Sunflower milk?  Once upon a time I might have been skeptical of this, almond milk, hemp milk, etc.  I had already had my prejudices against soy milk and it extended to all milk “substitutes”.  Then I got educated.  It’s amazing how it often takes the smallest things to open your mind and your world.

So, when I ran into Steve at Whole Foods with Claire in tow, I was excited.  He was giving samples of Sunsational sunflower seed milk.  (I was so intrigued by this non-dairy beverage that I failed to notice that Steve was both the founder and creator of this milk.)  It was tasty and creamy.  It reminded me a bit of cashew milk because it was quite rich.  Both the original and vanilla flavor were good.  Unfortunately, they both contain evaporated cane juice.  Steve told me that they are working on a non-sweetened version as well as an organic option.  I’m looking forward to both!
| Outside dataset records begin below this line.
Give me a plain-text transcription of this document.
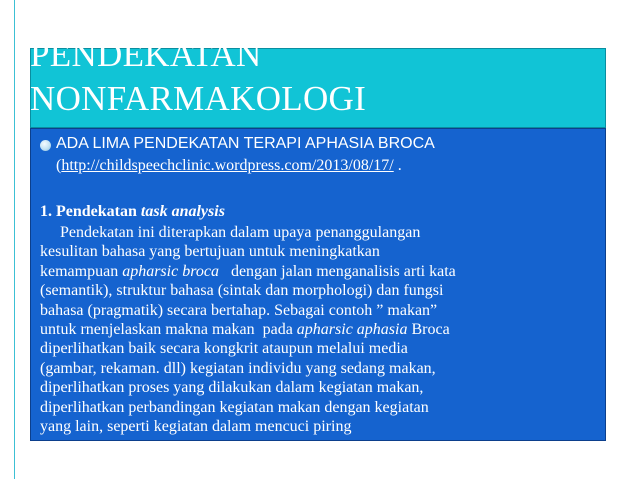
PENDEKATAN
NONFARMAKOLOGI
ADA LIMA PENDEKATAN TERAPI APHASIA BROCA
(http://childspeechclinic.wordpress.com/2013/08/17/ .
1. Pendekatan task analysis
Pendekatan ini diterapkan dalam upaya penanggulangan
kesulitan bahasa yang bertujuan untuk meningkatkan
kemampuan apharsic broca   dengan jalan menganalisis arti kata
(semantik), struktur bahasa (sintak dan morphologi) dan fungsi
bahasa (pragmatik) secara bertahap. Sebagai contoh ” makan”
untuk rnenjelaskan makna makan  pada apharsic aphasia Broca
diperlihatkan baik secara kongkrit ataupun melalui media
(gambar, rekaman. dll) kegiatan individu yang sedang makan,
diperlihatkan proses yang dilakukan dalam kegiatan makan,
diperlihatkan perbandingan kegiatan makan dengan kegiatan
yang lain, seperti kegiatan dalam mencuci piring
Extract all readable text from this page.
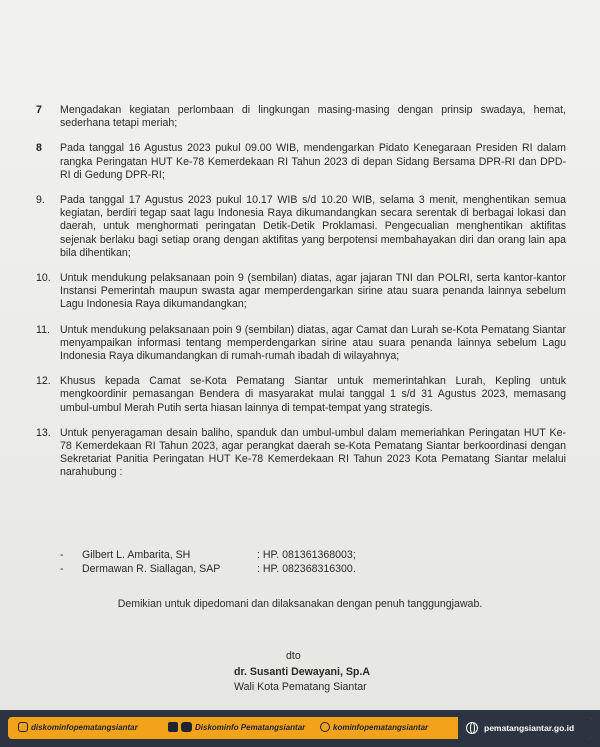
7 Mengadakan kegiatan perlombaan di lingkungan masing-masing dengan prinsip swadaya, hemat, sederhana tetapi meriah;
8 Pada tanggal 16 Agustus 2023 pukul 09.00 WIB, mendengarkan Pidato Kenegaraan Presiden RI dalam rangka Peringatan HUT Ke-78 Kemerdekaan RI Tahun 2023 di depan Sidang Bersama DPR-RI dan DPD-RI di Gedung DPR-RI;
9. Pada tanggal 17 Agustus 2023 pukul 10.17 WIB s/d 10.20 WIB, selama 3 menit, menghentikan semua kegiatan, berdiri tegap saat lagu Indonesia Raya dikumandangkan secara serentak di berbagai lokasi dan daerah, untuk menghormati peringatan Detik-Detik Proklamasi. Pengecualian menghentikan aktifitas sejenak berlaku bagi setiap orang dengan aktifitas yang berpotensi membahayakan diri dan orang lain apa bila dihentikan;
10. Untuk mendukung pelaksanaan poin 9 (sembilan) diatas, agar jajaran TNI dan POLRI, serta kantor-kantor Instansi Pemerintah maupun swasta agar memperdengarkan sirine atau suara penanda lainnya sebelum Lagu Indonesia Raya dikumandangkan;
11. Untuk mendukung pelaksanaan poin 9 (sembilan) diatas, agar Camat dan Lurah se-Kota Pematang Siantar menyampaikan informasi tentang memperdengarkan sirine atau suara penanda lainnya sebelum Lagu Indonesia Raya dikumandangkan di rumah-rumah ibadah di wilayahnya;
12. Khusus kepada Camat se-Kota Pematang Siantar untuk memerintahkan Lurah, Kepling untuk mengkoordinir pemasangan Bendera di masyarakat mulai tanggal 1 s/d 31 Agustus 2023, memasang umbul-umbul Merah Putih serta hiasan lainnya di tempat-tempat yang strategis.
13. Untuk penyeragaman desain baliho, spanduk dan umbul-umbul dalam memeriahkan Peringatan HUT Ke-78 Kemerdekaan RI Tahun 2023, agar perangkat daerah se-Kota Pematang Siantar berkoordinasi dengan Sekretariat Panitia Peringatan HUT Ke-78 Kemerdekaan RI Tahun 2023 Kota Pematang Siantar melalui narahubung :
- Gilbert L. Ambarita, SH	: HP. 081361368003;
- Dermawan R. Siallagan, SAP	: HP. 082368316300.
Demikian untuk dipedomani dan dilaksanakan dengan penuh tanggungjawab.
dto
dr. Susanti Dewayani, Sp.A
Wali Kota Pematang Siantar
diskominfopematangsiantar	Diskominfo Pematangsiantar	kominfopematangsiantar	pematangsiantar.go.id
Seeds and nuts are little, nutrient dense wonders.  Sunflower seeds are full of health-supportive goodies, starting with anti-oxidants.  Steve boasted that one serving of this milk contains more anti-oxidants than the same serving size of green tea.  Bad news for free radicals, good news for us.  They’re a great source of fiber, which does wonders for our digestive system.  According to Rebecca Wood, sunflower seeds have more protein than beef!¹  Great for vegetarians to know and to use when questioned about their protein intake!  These little sun seeds (don’t they look like they come from the sun!) are a good source of Vitamin D, calcium, iron, magnesium, selenium and several of the B-complex.  The last bit is about phytosterols which are compounds found in plants that are of similar chemical structure to cholesterol.  High enough consumption of this goody reduces blood levels of cholesterol, boosts immunity and plays a preventative role in some cancers.²

These are pretty good reasons to get sunflower seeds into your diet.  Throw some onto your salads, in your trail mixes or better yet, whip up this smoothie.  Your taste buds thank you in advance.

You’ll need:

1.5 C Sunflower milk

2 dates, chopped

1 T cashew butter

2 C + 2-3 T blueberries (fresh or frozen are ok, though I only had fresh ones)

1 T chia seeds

1 T fresh squeezed orange juice

4-5 ice cubes (if using fresh fruit only)

To make:

1. Place chopped dates and sunflower milk in a blender and blend until dates are broken up pretty well.  Add the cashew butter and blend again until smooth-ish.

2. Add remaining ingredients (reserve the 2-3T of blueberries) and blend away until you’re left with smooth deliciousness.

3. Garnish with remaining blueberries to add a touch of gourmet to this nutritious and delicious smoothie.